In einem unverbindlichen Erstgespräch mit einem Verkehrspsychologen können solche Fragen bereits geklärt werden. „Bei einer seriösen und kompetenten verkehrspsychologischen Maßnahme im Vorfeld einer MPU werden beispielsweise auch Kosten- und Zeit-Aspekte zu Beginn vertraglich geregelt“, erklärt Petra Bierl.

Zu einer verkehrspsychologischen Vorbereitung rät auch Jan Schepmann, Referent des Geschäftsbereichs Fahrzeug und Mobilität beim Verband der TÜV e. V. Bei der Auswahl des Beraters sei Vorsicht geboten. „Es gibt viele unseriöse Anbieter, die mit den Ängsten der Betroffenen spielen“, warnt Schepmann. „Man erkennt sie daran, dass sie oft ein Garantieversprechen für eine positive Begutachtung abgeben.“ Ein Indiz für Seriosität sei es, wenn die Vorbereitung sich auf die Auseinandersetzung mit der Ursache für den Verlust des Führerscheins konzentriere. Selbst ernannte MPU-Experten, die mit „Psycho-Tricks“ für positive Gutachten werben, sollte man eher meiden. Nach der MPU, die aus einem Explorationsgespräch, einer medizinischen Untersuchung und einem Test der psycho-physischen Reaktionsfähigkeit besteht, werde das Gutachten erstellt, so Schepmann.

„Es ist für die Straßenverkehrsbehörde die Grundlage für die Entscheidung, ob eine Person die Fahrerlaubnis zurückerhalten kann oder nicht.“ Bei einer negativen Beurteilung muss in einem weiteren Anlauf ein neues MPU-Gutachten erstellt werden. Eine Einstufung als „nachschulungsfähig“ bedeutet, dass die Fahrerlaubnis erst nach Teilnahme an einem entsprechenden Kurs wieder erteilt wird. Die Rahmenbedingungen der Vorbereitung unterscheiden sich je nach Anbieter. Die Mitglieder des Bundesverbands Niedergelassener Verkehrspsychologen BNV. bieten eher Einzelgespräche an, doch auch Gruppensitzungen sind möglich. „Weil mehrere Personen an den Kursen teilnehmen, können diese zu einem günstigeren Stundensatz angeboten werden“, erläutert Rüdiger Born, Geschäftsführer des BNV. Einzeltherapien würden maßgeschneidert und bräuchten weniger Stunden, erläutert Born.

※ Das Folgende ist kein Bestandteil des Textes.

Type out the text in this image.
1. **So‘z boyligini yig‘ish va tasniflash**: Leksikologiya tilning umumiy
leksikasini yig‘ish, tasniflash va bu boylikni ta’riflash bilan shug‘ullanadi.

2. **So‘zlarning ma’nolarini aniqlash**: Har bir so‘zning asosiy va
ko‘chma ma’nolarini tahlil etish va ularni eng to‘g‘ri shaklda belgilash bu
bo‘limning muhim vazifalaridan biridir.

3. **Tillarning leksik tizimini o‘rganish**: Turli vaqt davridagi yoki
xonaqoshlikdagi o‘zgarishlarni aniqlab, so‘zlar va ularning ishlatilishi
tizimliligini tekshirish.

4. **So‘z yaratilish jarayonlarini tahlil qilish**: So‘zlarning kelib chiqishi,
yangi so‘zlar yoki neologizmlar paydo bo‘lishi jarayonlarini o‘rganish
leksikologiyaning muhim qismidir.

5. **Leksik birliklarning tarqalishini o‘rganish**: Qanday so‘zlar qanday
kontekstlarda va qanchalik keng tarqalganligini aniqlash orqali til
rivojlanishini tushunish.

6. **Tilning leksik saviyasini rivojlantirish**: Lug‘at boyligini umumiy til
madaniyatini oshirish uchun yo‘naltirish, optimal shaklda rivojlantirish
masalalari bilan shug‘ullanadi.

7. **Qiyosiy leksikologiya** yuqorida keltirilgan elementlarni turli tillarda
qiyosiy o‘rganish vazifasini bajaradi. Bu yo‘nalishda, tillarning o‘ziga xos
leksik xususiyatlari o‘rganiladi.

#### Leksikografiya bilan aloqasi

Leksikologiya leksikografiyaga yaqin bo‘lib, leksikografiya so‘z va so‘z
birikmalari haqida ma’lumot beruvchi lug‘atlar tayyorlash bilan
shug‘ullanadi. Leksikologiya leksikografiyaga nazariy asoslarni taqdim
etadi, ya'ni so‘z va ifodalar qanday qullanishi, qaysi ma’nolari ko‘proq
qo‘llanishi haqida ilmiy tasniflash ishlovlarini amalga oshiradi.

In einem ersten Orientierungsgespräch werden die Weichen für den Einzelfall gestellt. Je nachdem, welches Problem vorliegt, dauern Einzeltherapien meist 10 bis 15 Stunden, Gruppenkurse können bis zu 40 Stunden dauern.

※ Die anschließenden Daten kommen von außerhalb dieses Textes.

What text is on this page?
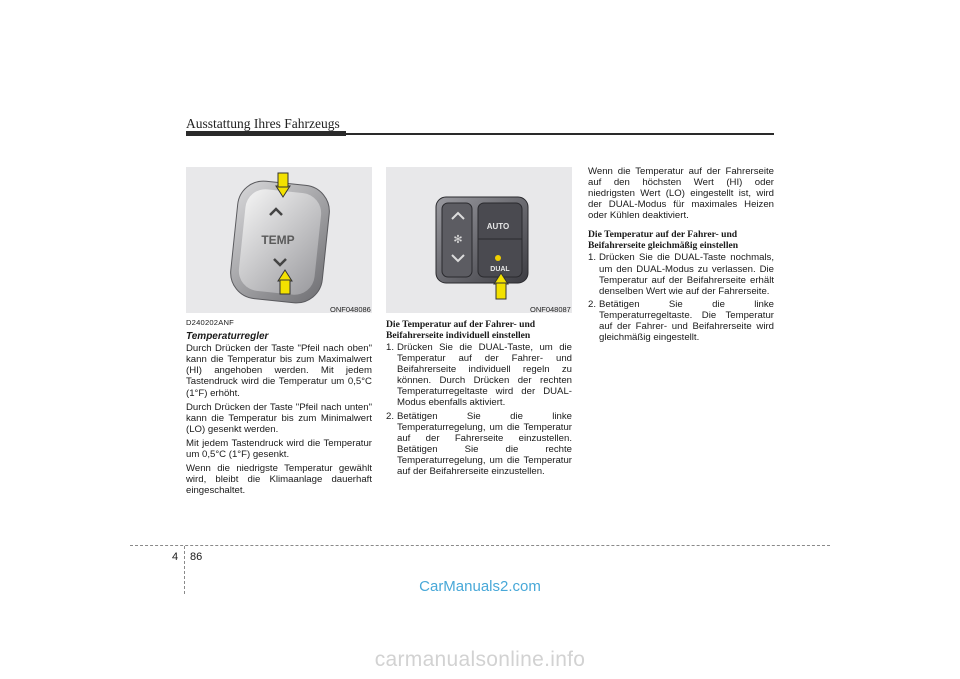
Ausstattung Ihres Fahrzeugs
TEMP
ONF048086
✻
AUTO
DUAL
ONF048087
D240202ANF
Temperaturregler

Durch Drücken der Taste "Pfeil nach oben" kann die Temperatur bis zum Maximalwert (HI) angehoben werden. Mit jedem Tastendruck wird die Temperatur um 0,5°C (1°F) erhöht.

Durch Drücken der Taste "Pfeil nach unten" kann die Temperatur bis zum Minimalwert (LO) gesenkt werden.

Mit jedem Tastendruck wird die Temperatur um 0,5°C (1°F) gesenkt.

Wenn die niedrigste Temperatur gewählt wird, bleibt die Klimaanlage dauerhaft eingeschaltet.

Die Temperatur auf der Fahrer- und Beifahrerseite individuell einstellen
1. Drücken Sie die DUAL-Taste, um die Temperatur auf der Fahrer- und Beifahrerseite individuell regeln zu können. Durch Drücken der rechten Temperaturregeltaste wird der DUAL-Modus ebenfalls aktiviert.
2. Betätigen Sie die linke Temperaturregelung, um die Temperatur auf der Fahrerseite einzustellen. Betätigen Sie die rechte Temperaturregelung, um die Temperatur auf der Beifahrerseite einzustellen.

Wenn die Temperatur auf der Fahrerseite auf den höchsten Wert (HI) oder niedrigsten Wert (LO) eingestellt ist, wird der DUAL-Modus für maximales Heizen oder Kühlen deaktiviert.

Die Temperatur auf der Fahrer- und Beifahrerseite gleichmäßig einstellen
1. Drücken Sie die DUAL-Taste nochmals, um den DUAL-Modus zu verlassen. Die Temperatur auf der Beifahrerseite erhält denselben Wert wie auf der Fahrerseite.
2. Betätigen Sie die linke Temperaturregeltaste. Die Temperatur auf der Fahrer- und Beifahrerseite wird gleichmäßig eingestellt.
4 86
CarManuals2.com
carmanualsonline.info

Die Diplom-Psychologen erarbeiten mit den Betroffenen Ansätze für Verhaltensänderungen. „Hier geht es darum, die Gewohnheiten im Umgang mit Alkohol, Drogen oder Regelverstößen zu erkennen und alternative Lösungen zu finden, mit denen der Fahrer oder die Fahrerin dauerhaft zufrieden sein kann, und die zu ihm oder ihr passen“, beschreibt Rüdiger Born die Arbeit. Eine Stunde beim Verkehrspsychologen kostet etwa 100 Euro. „Manche bieten eine kostenlose Erstberatung an, was aber nicht die Regel ist“, erklärt BNV-Vorstand Born weiter. „Es müssen ja gute Qualität und eine gute Diagnostik abgeliefert werden, darauf kommt es an.“ Auf die Liste der handverlesenen Verkehrspsychologen des BNV wird auch von den ADAC-Juristen verwiesen.

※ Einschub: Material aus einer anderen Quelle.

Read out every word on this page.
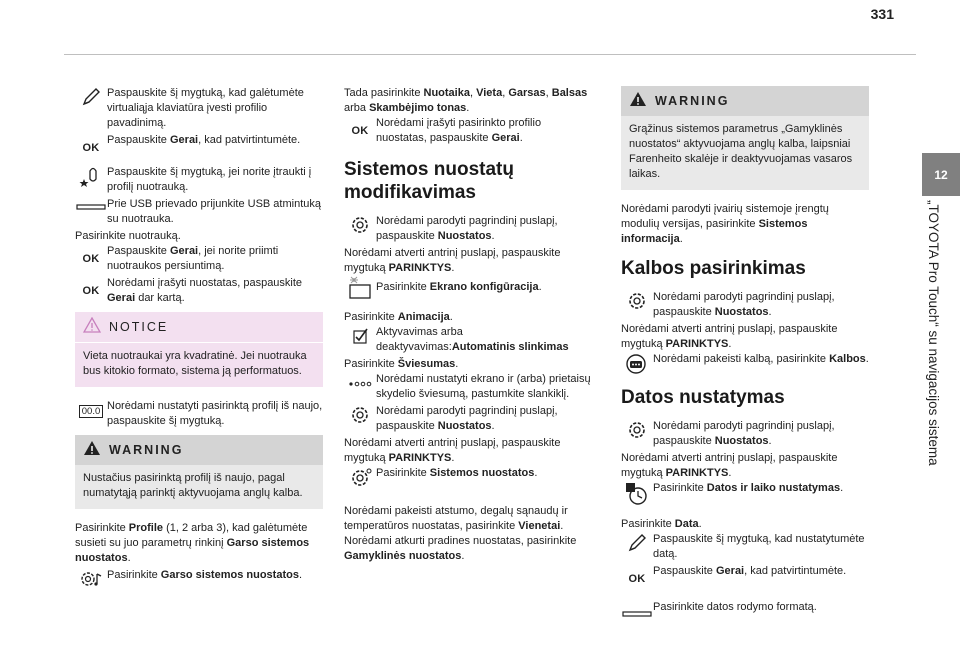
331
12
„TOYOTA Pro Touch“ su navigacijos sistema
Paspauskite šį mygtuką, kad galėtumėte virtualiąja klaviatūra įvesti profilio pavadinimą.
OK
Paspauskite Gerai, kad patvirtintumėte.
Paspauskite šį mygtuką, jei norite įtraukti į profilį nuotrauką.
Prie USB prievado prijunkite USB atmintuką su nuotrauka.
Pasirinkite nuotrauką.
OK
Paspauskite Gerai, jei norite priimti nuotraukos persiuntimą.
OK
Norėdami įrašyti nuostatas, paspauskite Gerai dar kartą.
NOTICE
Vieta nuotraukai yra kvadratinė. Jei nuotrauka bus kitokio formato, sistema ją performatuos.
00.0 Norėdami nustatyti pasirinktą profilį iš naujo, paspauskite šį mygtuką.
WARNING
Nustačius pasirinktą profilį iš naujo, pagal numatytąją parinktį aktyvuojama anglų kalba.
Pasirinkite Profile (1, 2 arba 3), kad galėtumėte susieti su juo parametrų rinkinį Garso sistemos nuostatos.
Pasirinkite Garso sistemos nuostatos.
Tada pasirinkite Nuotaika, Vieta, Garsas, Balsas arba Skambėjimo tonas.
OK
Norėdami įrašyti pasirinkto profilio nuostatas, paspauskite Gerai.
Sistemos nuostatų modifikavimas
Norėdami parodyti pagrindinį puslapį, paspauskite Nuostatos.
Norėdami atverti antrinį puslapį, paspauskite mygtuką PARINKTYS.
Pasirinkite Ekrano konfigūracija.
Pasirinkite Animacija.
Aktyvavimas arba deaktyvavimas:Automatinis slinkimas
Pasirinkite Šviesumas.
Norėdami nustatyti ekrano ir (arba) prietaisų skydelio šviesumą, pastumkite slankiklį.
Norėdami parodyti pagrindinį puslapį, paspauskite Nuostatos.
Norėdami atverti antrinį puslapį, paspauskite mygtuką PARINKTYS.
Pasirinkite Sistemos nuostatos.
Norėdami pakeisti atstumo, degalų sąnaudų ir temperatūros nuostatas, pasirinkite Vienetai.
Norėdami atkurti pradines nuostatas, pasirinkite Gamyklinės nuostatos.
WARNING
Grąžinus sistemos parametrus „Gamyklinės nuostatos“ aktyvuojama anglų kalba, laipsniai Farenheito skalėje ir deaktyvuojamas vasaros laikas.
Norėdami parodyti įvairių sistemoje įrengtų modulių versijas, pasirinkite Sistemos informacija.
Kalbos pasirinkimas
Norėdami parodyti pagrindinį puslapį, paspauskite Nuostatos.
Norėdami atverti antrinį puslapį, paspauskite mygtuką PARINKTYS.
Norėdami pakeisti kalbą, pasirinkite Kalbos.
Datos nustatymas
Norėdami parodyti pagrindinį puslapį, paspauskite Nuostatos.
Norėdami atverti antrinį puslapį, paspauskite mygtuką PARINKTYS.
Pasirinkite Datos ir laiko nustatymas.
Pasirinkite Data.
Paspauskite šį mygtuką, kad nustatytumėte datą.
OK
Paspauskite Gerai, kad patvirtintumėte.
Pasirinkite datos rodymo formatą.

„Letztendlich“, so Rüdiger Born „ist es wichtig, dass man überhaupt etwas tut“. Denn die Chancen, ohne Vorbereitung ein positives MPU-Gutachten zu erhalten, stünden schlecht, sagt er und verweist auf eine Informationsbroschüre des ADAC. Eine Erfolgsquote von 85 bis 95 Prozent bestätigt der ADAC darin denjenigen, die eine Vorbereitung beim Verkehrspsychologen abgeschlossen haben.